Zmagania podopieczni trenera Dariusza Dubaja rozpoczęli od ćwierćfinałów, w których przyszło im grać z wymagającymi rywalami w VIII grupie. W pierwszym meczu wicemistrzowie województwa lubelskiego mierzyli się z zespołem BK Chemik SM Bydgoszcz, ulegając mu 0:3 (15:25,14:25, 16:25).

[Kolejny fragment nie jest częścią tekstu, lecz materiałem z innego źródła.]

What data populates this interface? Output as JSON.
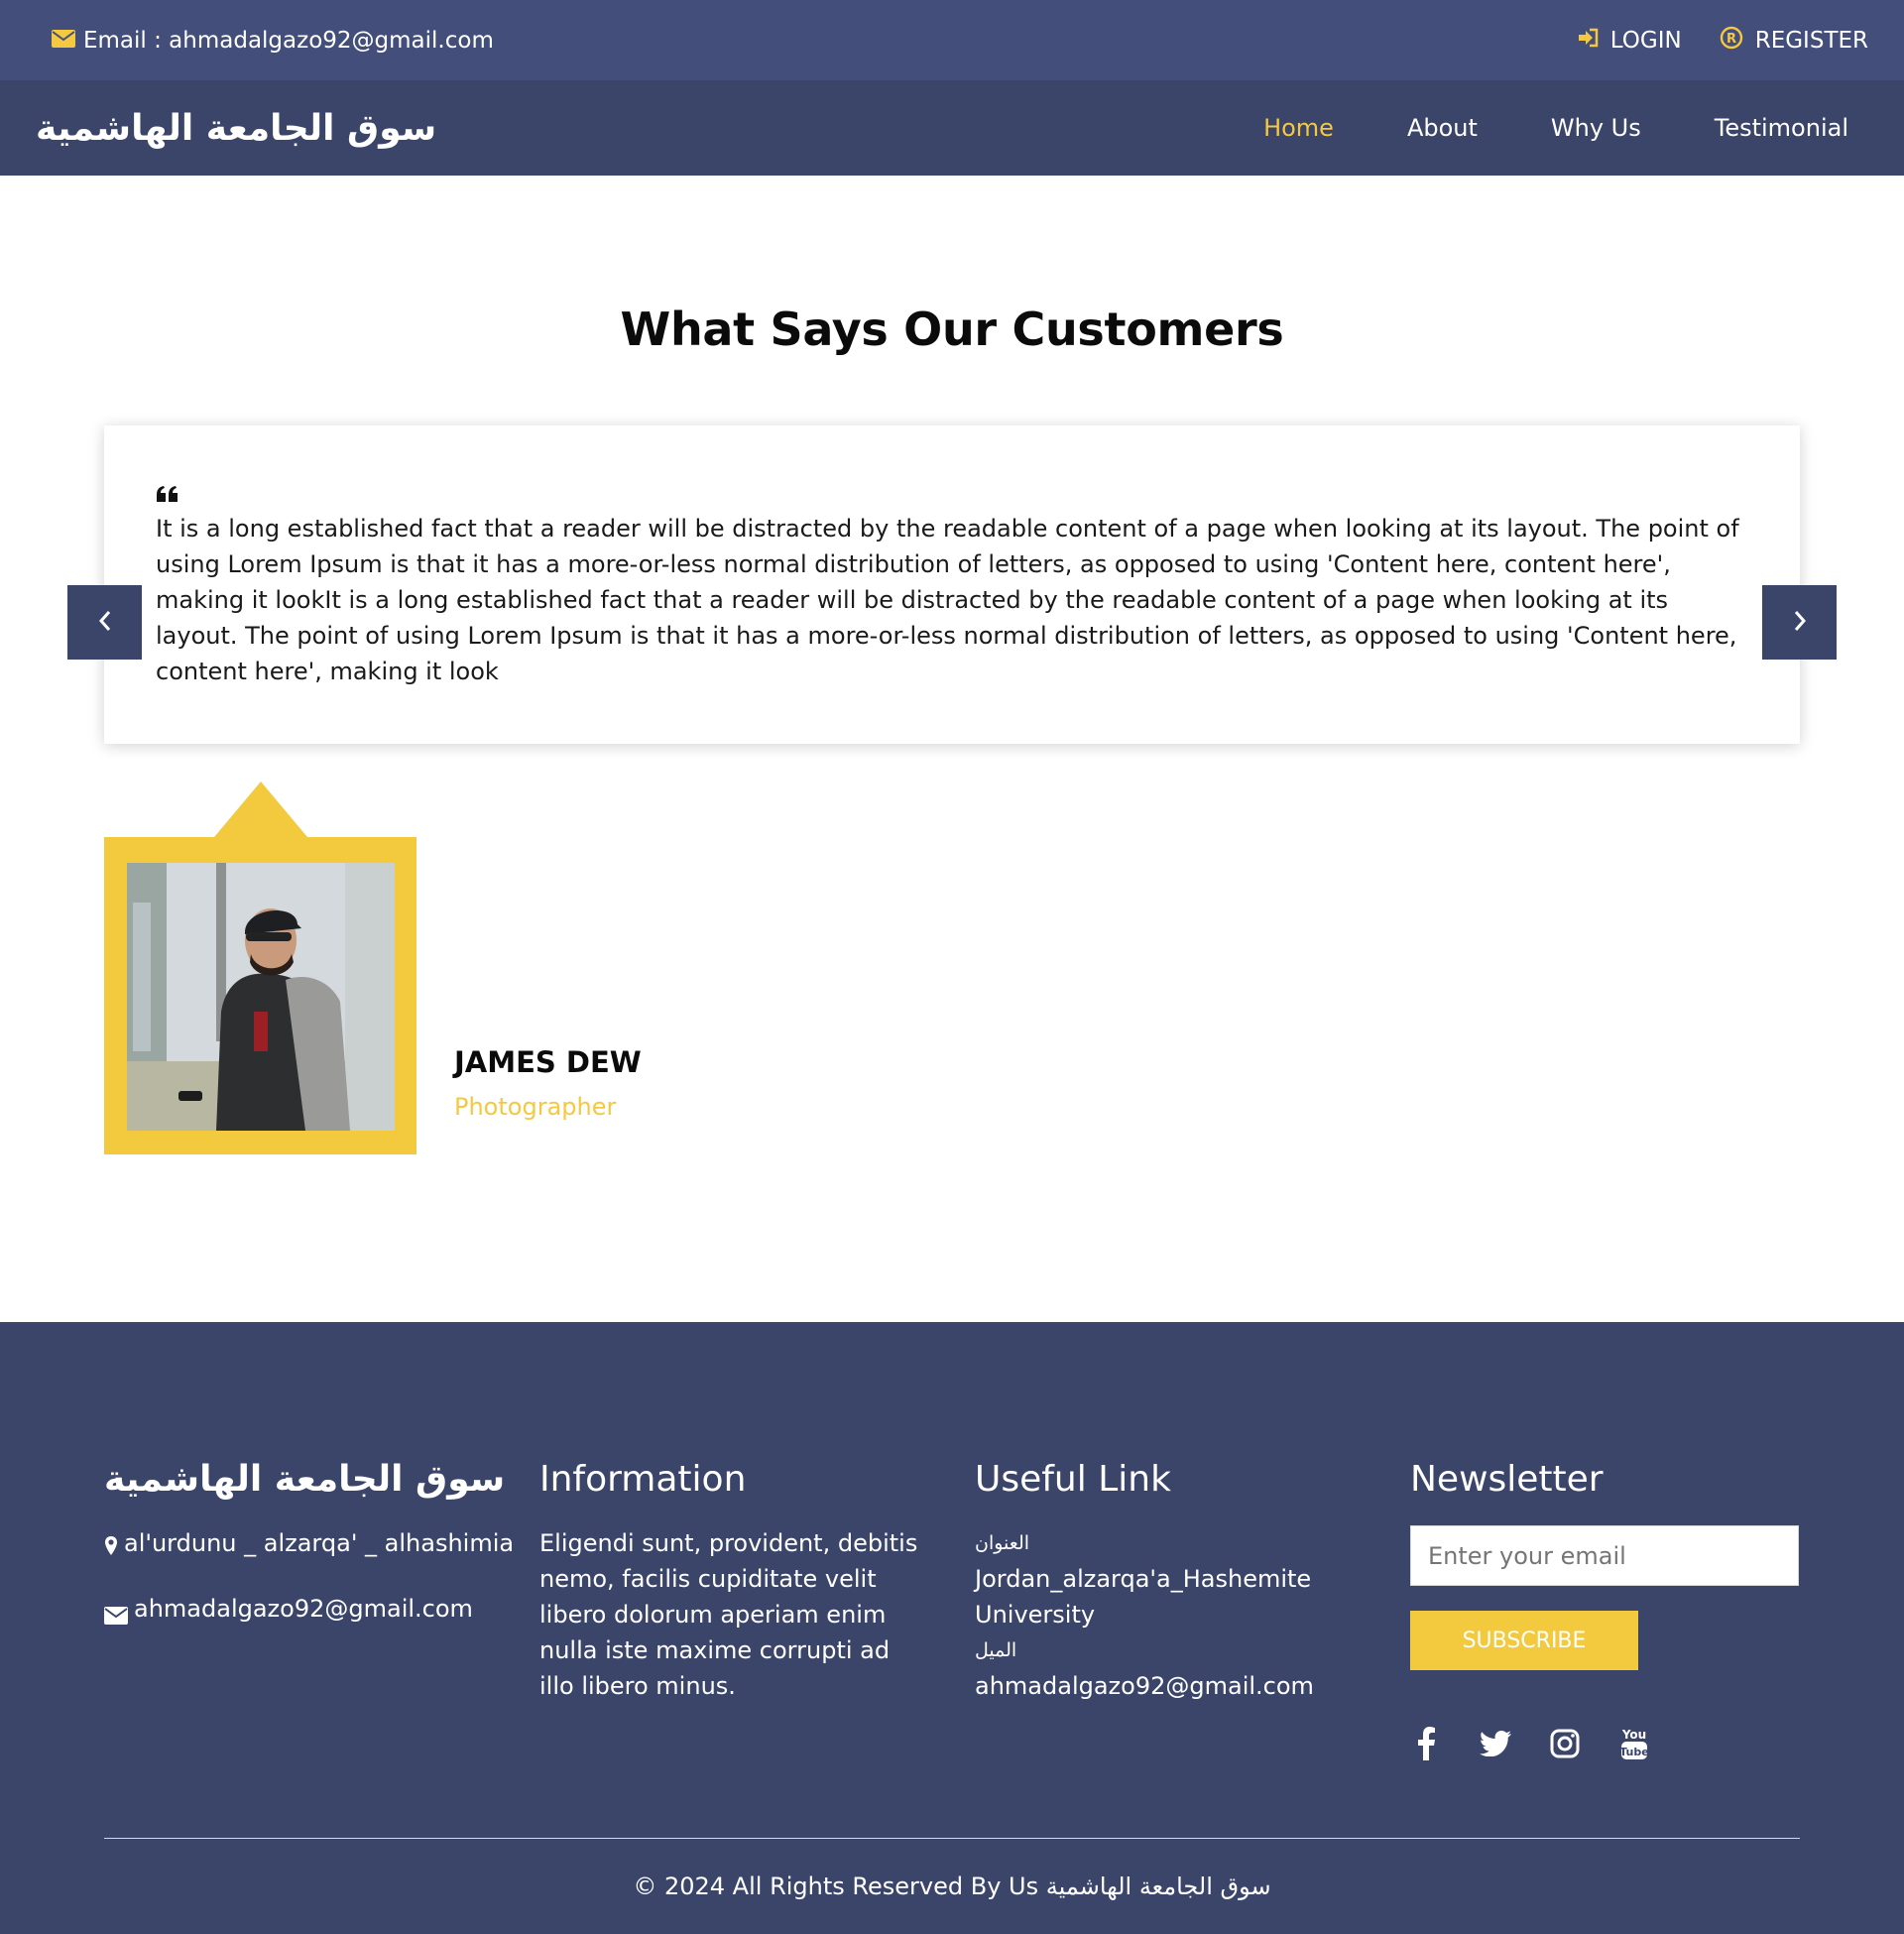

- Przed wyjazdem oglądaliśmy mecze tej drużyny i zdawaliśmy sobie sprawę, że raczej będą poza naszym zasięgiem. Zwłaszcza że w swoim składzie mają dwóch zawodników należących do reprezentacji Polski U20 - mówi trener Dubaj. - Nasze przypuszczenie się potwierdziły i przegraliśmy. W kolejnym spotkaniu mierzyliśmy się z juniorami Pomorskiej Szkoły Wyższej KaEmka Starogard Gdański. Liczyliśmy, że zwyciężymy, bo przeciwnicy byli do ogrania. Niestety, to nie był nasz dzień, zagraliśmy jedno ze słabszych spotkań i można było odnieść wrażenie, że nasi zawodnicy "zostali w szatni". Po dużej liczbie własnych błędów przegraliśmy 0:3 (17:25, 12:25, 24:26). Ta porażka zamknęła nam drogę do walki o miejsca I-IV.
Złą passę KPS Krasnystaw przerwał w trzecim spotkaniu i pokonał rywali z UKS Volley Concept Katowice 3:0 (25:17, 25:23, 25:23). Plan na grę wychowankowie trenera Dariusza Dubaja opracowywali m.in. podczas śledzenia meczu tego zespołu z drużyną gospodarzy. To przełożyło się na dobrą grę i unikanie błędów, a także na piąte miejsce.
- Podsumowując cały turniej, to mam trochę mieszane uczucia, aczkolwiek liczyliśmy się z tym, że przeciwnicy będą grali na wysokim poziomie i każde zwycięstwo będzie dla nas sukcesem. Bardzo szkoda meczu ze Starogardem, ponieważ przy dobrej dyspozycji mielibyśmy szansę na wygraną. Na pewno chłopcy zebrali nowe doświadczenie, które zaowocuje w przyszłości w ligowych rozgrywkach juniorskich.